Does enabling hash on datatype ip - speed up response on cardinality aggr?

Anindya_Roy · April 12, 2019, 4:41pm

It makes sense to turn on hash on fields whose datatype is string, to speed up response time of cardinality aggr as per https://www.elastic.co/guide/en/elasticsearch/plugins/current/mapper-murmur3.html

Wondering if there will be any performance improvement by turning on hash on the field whose datatype is 'ip' ? ( ip addresses )
Wondering if distinct ip count is already treated as a integer.

Also, does the hash performed on the field represents a running total on the distinct values for that field seen from beginning of data in the index ?
E.g. say we saw 100 distinct value for a particular field in the first hour and then another 50 distinct values in the next hour. When I run cardinality aggr query with a range filter to query the last 30 mins, i only expect to see 50 and not 150 + 50 = 200.
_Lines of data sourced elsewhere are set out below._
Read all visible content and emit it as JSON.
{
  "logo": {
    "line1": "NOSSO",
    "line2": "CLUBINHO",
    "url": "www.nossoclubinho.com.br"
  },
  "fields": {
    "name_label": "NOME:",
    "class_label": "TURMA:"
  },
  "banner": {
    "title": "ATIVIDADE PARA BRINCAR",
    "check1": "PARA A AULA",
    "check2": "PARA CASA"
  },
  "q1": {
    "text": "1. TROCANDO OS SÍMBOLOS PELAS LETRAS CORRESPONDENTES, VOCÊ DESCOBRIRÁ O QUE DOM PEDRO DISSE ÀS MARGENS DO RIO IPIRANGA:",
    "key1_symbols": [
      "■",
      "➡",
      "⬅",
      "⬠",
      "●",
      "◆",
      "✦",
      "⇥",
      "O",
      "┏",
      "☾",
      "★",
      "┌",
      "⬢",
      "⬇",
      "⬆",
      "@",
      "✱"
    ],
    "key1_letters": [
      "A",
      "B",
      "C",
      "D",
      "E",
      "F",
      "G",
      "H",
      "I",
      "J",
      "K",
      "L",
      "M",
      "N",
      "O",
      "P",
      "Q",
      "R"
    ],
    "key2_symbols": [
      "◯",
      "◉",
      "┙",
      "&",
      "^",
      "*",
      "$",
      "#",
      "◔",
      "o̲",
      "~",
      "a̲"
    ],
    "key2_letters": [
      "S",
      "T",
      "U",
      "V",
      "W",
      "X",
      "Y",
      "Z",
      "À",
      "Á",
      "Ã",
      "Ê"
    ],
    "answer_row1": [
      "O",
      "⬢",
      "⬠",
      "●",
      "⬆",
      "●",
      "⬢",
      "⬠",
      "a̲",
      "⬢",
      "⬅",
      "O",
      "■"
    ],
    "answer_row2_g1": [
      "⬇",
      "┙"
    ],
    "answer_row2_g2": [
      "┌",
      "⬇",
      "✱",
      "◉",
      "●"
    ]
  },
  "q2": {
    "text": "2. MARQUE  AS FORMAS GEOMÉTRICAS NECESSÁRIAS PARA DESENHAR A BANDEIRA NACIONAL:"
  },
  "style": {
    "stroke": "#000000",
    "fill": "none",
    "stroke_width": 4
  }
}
Anindya_Roy · April 15, 2019, 6:22pm

my apologies if this is a repeat question that may have been discussed in the past.
Any comments or thoughts @Mark_Harwood ?

Mark_Harwood · April 15, 2019, 8:21pm

The docs there give the example of long strings and I see that might apply to the use case of finding exact duplicates of texts. IP addresses are much smaller and so less likely to benefit from this technique.

No.

Anindya_Roy · April 15, 2019, 9:21pm

Thanks a lot

system · May 13, 2019, 9:21pm

This topic was automatically closed 28 days after the last reply. New replies are no longer allowed.